If you are to believe posts on Facebook — and whether you do or not is entirely your choice nowadays — Croatia’s president has the figure to enhance a skimpy bikini.

Niño Jose Heredia/©Gulf News

Sorry to disappoint, but those widely shared images are actually NOT of Kolinda Grabar-Kitarovic, but a swimsuit model from Austin, Texas.

But all that attention doesn’t detract from the fact that Grabar-Kitarovic won fans’ hearts from around the world as she watched her national football team finish runners-up to France in the football World Cup final in Moscow last Sunday. Madame President has been seen at most games Croatia played on their way to the final, wearing the red-and-white chequered football jersey and cheering every goal. And as France celebrated its 4-2 win over Croatia in the final, the rain-soaked Grabar-Kitarovic smiled in defeat and hugged every player from both teams as the winners were given their medals.

By the end of the day, it was the Croatian president who had emerged as her country’s star of the tournament. Mediatoolkit, a Zagreb-based analytics company, found 25 per cent more focus on her in news stories about the final than any of the players on the pitch, including the Golden Ball award winner, Luka Modric, as well as Ivan Perisic and Mario Mandzukic. More than 80 per cent of the stories were positive, Mediatoolkit said, for a woman who travelled to Russia at her own expense in economy class and often watched from the non-VIP stands — missing only the semifinal against England because it clashed with the Nato summit.

Boris Dezulovic, a journalist and political commentator, said: “Her presence at the World Cup could definitely be described as an extended pre-election video. She has used this to reinforce her PR strategy of being the people’s president. This is something she has been doing in Croatia for a while now. Instead of being limited to the Croatian public, this campaign video of sorts was seen by billions of people all over the world.”

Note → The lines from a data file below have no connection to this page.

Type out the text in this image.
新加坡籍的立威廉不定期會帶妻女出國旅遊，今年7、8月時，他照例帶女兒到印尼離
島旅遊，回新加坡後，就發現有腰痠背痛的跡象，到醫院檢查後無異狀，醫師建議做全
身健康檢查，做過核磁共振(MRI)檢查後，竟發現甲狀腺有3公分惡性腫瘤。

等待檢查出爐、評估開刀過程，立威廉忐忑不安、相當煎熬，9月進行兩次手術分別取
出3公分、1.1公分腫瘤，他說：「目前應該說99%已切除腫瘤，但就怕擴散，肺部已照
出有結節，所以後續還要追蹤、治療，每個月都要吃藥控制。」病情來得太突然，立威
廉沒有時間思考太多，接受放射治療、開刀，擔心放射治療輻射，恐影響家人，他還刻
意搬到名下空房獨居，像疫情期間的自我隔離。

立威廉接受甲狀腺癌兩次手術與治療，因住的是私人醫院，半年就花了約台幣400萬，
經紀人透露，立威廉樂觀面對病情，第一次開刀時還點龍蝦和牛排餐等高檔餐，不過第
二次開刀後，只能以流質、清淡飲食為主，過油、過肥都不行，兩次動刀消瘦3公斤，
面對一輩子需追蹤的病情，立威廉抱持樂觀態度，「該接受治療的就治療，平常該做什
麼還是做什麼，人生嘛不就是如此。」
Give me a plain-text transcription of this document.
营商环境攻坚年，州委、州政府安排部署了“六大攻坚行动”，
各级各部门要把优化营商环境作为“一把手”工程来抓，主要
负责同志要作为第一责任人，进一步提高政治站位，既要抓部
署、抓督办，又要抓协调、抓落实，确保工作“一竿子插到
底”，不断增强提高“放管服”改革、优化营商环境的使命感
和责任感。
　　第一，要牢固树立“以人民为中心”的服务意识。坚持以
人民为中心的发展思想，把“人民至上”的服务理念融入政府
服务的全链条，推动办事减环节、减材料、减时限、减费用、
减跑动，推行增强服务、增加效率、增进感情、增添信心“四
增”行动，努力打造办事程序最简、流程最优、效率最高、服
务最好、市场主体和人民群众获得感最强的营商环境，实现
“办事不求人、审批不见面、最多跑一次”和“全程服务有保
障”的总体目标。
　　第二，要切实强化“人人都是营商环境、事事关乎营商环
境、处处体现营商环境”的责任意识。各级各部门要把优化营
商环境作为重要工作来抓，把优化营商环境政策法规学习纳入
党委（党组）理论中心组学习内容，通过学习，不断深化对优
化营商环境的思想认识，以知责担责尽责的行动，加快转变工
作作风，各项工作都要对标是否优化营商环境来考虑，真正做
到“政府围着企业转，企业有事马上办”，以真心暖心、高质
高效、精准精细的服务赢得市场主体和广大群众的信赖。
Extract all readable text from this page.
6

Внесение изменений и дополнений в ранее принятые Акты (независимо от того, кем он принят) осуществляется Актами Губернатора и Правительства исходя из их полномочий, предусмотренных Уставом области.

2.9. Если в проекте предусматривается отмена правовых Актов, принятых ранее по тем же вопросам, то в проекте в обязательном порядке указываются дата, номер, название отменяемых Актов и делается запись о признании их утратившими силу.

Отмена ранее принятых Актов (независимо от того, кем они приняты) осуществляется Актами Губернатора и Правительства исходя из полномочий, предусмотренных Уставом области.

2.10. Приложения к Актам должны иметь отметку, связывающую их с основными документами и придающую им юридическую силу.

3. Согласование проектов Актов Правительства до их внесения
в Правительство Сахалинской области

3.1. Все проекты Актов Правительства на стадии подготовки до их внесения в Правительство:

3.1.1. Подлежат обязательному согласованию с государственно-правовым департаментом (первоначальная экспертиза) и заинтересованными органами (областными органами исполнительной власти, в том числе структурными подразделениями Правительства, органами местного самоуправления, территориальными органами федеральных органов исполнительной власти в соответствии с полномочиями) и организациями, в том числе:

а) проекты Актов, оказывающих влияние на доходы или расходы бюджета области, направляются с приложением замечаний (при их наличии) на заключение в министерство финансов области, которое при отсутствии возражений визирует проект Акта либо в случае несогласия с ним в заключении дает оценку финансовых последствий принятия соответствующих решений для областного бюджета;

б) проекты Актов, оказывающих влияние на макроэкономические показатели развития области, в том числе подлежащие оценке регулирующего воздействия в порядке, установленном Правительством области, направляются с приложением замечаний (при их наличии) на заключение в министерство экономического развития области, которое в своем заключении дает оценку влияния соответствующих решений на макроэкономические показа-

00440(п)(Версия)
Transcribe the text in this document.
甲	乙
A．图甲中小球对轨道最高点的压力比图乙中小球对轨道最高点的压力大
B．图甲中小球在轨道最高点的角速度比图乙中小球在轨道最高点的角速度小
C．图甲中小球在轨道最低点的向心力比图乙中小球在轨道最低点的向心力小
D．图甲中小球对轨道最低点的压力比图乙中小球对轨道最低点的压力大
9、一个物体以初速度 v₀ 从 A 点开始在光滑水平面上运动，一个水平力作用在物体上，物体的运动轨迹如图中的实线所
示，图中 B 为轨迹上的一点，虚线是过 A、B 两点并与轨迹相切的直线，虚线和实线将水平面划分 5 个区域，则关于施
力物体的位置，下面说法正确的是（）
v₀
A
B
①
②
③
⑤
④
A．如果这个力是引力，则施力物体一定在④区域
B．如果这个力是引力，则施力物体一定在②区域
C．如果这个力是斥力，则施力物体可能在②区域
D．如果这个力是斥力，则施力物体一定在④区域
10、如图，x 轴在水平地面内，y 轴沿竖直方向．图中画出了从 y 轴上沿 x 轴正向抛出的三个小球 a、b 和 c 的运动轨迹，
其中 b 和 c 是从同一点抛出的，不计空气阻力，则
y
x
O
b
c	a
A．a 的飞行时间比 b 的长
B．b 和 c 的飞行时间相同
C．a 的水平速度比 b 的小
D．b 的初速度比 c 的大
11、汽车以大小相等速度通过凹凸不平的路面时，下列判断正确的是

Grabar-Kitarovic was elected President in 2015, presented as the new “polished” face of the conservative Croatian Democratic Union (HDZ). The party faced a slew of corruption charges over the years, the most noteworthy being those involving the former prime minister Ivo Sanader, who is involved in five overlapping corruption trials.

Grabar-Kitarovic, largely an HDZ bureaucrat until the 2015 election campaign, embraced the party’s legacy as the representative of the conservative and patriotic Right, joining the lengthy protests and sit-ins of Croatian war veterans that coincided with the pre-electoral campaign. The nation she leads only became independent in 1991, following the break-up of the former Yugoslavia, and struggled through several years of conflict with foes in the former Soviet-bloc satellite.

However, with her foreign education, excellent command of English and previous high-ranking position in Nato [she was assistant secretary general for Public Diplomacy from 2011-2014] , Grabar-Kitarovic stood in stark contrast to the former generals and brutish local mayors usually associated with the HDZ. Her performance in the World Cup is perhaps the clearest indicator of her role in the HDZ and Croatia’s political sphere, where the president is head of state and the country’s chief representative at home and abroad.

Croatia itself is the most recent member of the European Union, joining the economic, social and political bloc on July 1, 2013. While the Prime Minister, Andrej Plenkovic, is tasked with negotiating with the head of Russia’s Sberbank, the largest single creditor of Croatia’s biggest and most troubled conglomerate, Grabar-Kitarovic exchanged jerseys with Russian President Vladimir Putin in Moscow. Executive and operational powers reside with Plenkovic’s government. Grabar-Kitarovic is focused on promoting the values that a large part of the Croatian electorate holds dear — love of country and church — and for the president, another term.

Grabar-Kitarovic’s Facebook page is a mix of photos and videos of her sporting Croatia jerseys, celebrating in the team’s locker room at the games in Russia and performing her duties as the country’s president. Forbes Magazine says Grabar-Kitarovic has continued to make a name for herself on the international stage by working with United States President Donald Trump and the US to build an American liquefied natural gas import facility on Croatia’s Krk Island in the Mediterranean, which would deliver up to two billion cubic metres of gas a year to be distributed to Western Europe and nearby Baltic nations. That should help ease Europe’s energy dependence on Russia. A former minister of foreign affairs and ambassador to the US, she has also visited Iranian President Hassan Rouhani to talk about strengthening diplomatic relations.

She is the mother of two children, and Forbes lists her as the 39th most influential woman on the global stage.

Her curriculum vitae details that her parents, Dubravka and Branko Grabar, owned a butcher shop and a farm. She is described as being a bright student and was selected for a student exchange programme when she was 17. She moved to Los Alamos, New Mexico, subsequently graduating from Los Alamos High School in 1986. After high school, she enrolled at the Faculty of Humanities and Social Sciences, University of Zagreb, from where she graduated in 1992 with a Bachelor of Arts in English and Spanish languages and literature — and a passion for football.